Continuing from yesterday: the final entry on President Obama’s 2012 proclamation entitled “COMMEMORATION OF THE 50th ANNIVERSARY OF THE VIETNAM WAR”:
Here’s the end of the proclamation:
“Throughout this Commemoration, let us strive to live up to their example by showing our Vietnam veterans, their families, and all who have served the fullest respect and support of a grateful Nation. NOW, THEREFORE, I, BARACK OBAMA, President of the United States of America, by virtue of the authority vested in me by the Constitution and the laws of the United States, do hereby proclaim May 28, 2012, through November 11, 2025, as the Commemoration of the 50th Anniversary of the Vietnam War. I call upon Federal, State, and local ofﬁcials to honor our Vietnam veterans, our fallen, our wounded, those unaccounted for, our former prisoners of war, their families, and all who served with appropriate programs, ceremonies, and activities.
“IN WITNESS WHEREOF, I have hereunto set my hand this twenty-fifth day of May, in the year of our Lord two thousand twelve, and of the Independence of the United States of America the two hundred and thirty-sixth.”
The parallel between the time span of the proclamation and the number of years I spent trundling between Vietnam and the U.S. is ironic—both thirteen years. I’m the only person I know of who was there, on and off, for the entire war, from 1962 to 1975, when I escaped under fire as Saigon fell to the North Vietnamese. During those years, I was in Vietnam at least four months every year. I had one complete three-year tour and another three-year tour interrupted by the conquest of South Vietnam by the North Vietnamese. In between I had so many shorter trips I lost count.

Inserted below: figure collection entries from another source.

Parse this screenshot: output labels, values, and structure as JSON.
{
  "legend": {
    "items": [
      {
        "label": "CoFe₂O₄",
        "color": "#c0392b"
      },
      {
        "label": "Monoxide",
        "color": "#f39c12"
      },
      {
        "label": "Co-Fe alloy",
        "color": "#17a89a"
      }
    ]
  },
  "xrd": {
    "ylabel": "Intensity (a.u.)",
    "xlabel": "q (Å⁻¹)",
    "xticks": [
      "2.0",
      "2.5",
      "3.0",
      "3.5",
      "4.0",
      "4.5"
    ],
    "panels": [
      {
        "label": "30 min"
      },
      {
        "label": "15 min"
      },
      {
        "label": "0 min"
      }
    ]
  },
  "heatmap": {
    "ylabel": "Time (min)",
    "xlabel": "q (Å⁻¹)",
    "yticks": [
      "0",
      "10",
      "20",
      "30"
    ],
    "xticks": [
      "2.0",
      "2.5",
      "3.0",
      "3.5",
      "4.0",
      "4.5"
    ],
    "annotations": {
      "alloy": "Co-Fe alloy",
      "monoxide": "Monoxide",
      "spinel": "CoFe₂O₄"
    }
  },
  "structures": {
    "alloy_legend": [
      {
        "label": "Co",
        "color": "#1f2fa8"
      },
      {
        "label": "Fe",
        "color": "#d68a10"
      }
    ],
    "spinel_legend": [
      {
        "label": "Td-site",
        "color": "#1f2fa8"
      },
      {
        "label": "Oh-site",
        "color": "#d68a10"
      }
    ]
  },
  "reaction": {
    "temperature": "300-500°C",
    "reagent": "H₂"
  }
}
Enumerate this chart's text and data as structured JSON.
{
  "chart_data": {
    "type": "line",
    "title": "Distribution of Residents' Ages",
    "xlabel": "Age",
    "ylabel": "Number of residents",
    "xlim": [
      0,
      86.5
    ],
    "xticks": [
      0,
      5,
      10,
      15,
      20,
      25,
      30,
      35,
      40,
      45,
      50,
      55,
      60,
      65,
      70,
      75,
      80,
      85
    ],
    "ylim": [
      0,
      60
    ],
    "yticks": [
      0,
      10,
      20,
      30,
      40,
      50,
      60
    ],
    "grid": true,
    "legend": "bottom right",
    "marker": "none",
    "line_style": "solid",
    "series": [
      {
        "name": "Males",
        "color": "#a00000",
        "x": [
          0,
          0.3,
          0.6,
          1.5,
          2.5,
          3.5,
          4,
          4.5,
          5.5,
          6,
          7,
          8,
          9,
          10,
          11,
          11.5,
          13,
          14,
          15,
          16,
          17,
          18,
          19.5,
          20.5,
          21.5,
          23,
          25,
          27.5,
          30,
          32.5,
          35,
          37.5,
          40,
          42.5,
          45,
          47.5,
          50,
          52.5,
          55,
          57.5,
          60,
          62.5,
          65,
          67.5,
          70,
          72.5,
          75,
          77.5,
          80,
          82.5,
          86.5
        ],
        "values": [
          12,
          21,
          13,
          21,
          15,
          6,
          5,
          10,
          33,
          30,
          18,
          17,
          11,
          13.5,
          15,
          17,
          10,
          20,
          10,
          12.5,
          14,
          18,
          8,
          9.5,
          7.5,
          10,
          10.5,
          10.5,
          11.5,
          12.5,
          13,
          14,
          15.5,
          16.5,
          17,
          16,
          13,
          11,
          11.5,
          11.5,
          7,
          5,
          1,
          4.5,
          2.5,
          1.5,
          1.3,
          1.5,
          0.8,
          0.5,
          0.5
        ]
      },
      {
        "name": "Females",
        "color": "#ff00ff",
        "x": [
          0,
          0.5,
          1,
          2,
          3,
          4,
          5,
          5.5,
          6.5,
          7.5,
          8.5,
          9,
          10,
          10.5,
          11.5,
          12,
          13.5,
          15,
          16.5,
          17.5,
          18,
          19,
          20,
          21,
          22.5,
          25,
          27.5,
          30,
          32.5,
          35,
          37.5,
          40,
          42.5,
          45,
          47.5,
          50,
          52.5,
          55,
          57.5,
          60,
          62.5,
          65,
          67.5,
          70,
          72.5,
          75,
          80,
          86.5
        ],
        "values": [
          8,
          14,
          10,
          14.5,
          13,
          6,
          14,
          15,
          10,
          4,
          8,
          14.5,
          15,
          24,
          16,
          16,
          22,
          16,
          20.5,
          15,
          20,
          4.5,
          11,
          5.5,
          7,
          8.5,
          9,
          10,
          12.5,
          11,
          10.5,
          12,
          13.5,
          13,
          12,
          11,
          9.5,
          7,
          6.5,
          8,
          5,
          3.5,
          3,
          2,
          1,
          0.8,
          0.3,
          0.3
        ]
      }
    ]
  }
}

But I was not military. I was a civilian under cover as military, sometimes army, sometimes Marine. After the withdrawal of U.S. forces from Vietnam in 1973, I was under double cover. If the enemy penetrated my disguise as a diplomat, they’d learn I was really a CIA operative. As far as I know, no one unauthorized ever discovered that I was really an employee of the National Security Agency.
And again, I’m so struck by the worlds of difference between the tone of the president’s words and the reaction we received when we returned to the world from Vietnam. We were insulted and shamed for our time in combat. For decades many of us never spoke of Vietnam. I sensed a change in the attitude of the American public around 2012, when the president signed his proclamation. It must have been in 2012 when I first heard the words, “Thank you. And welcome home.” Those words still bring tears to my eyes.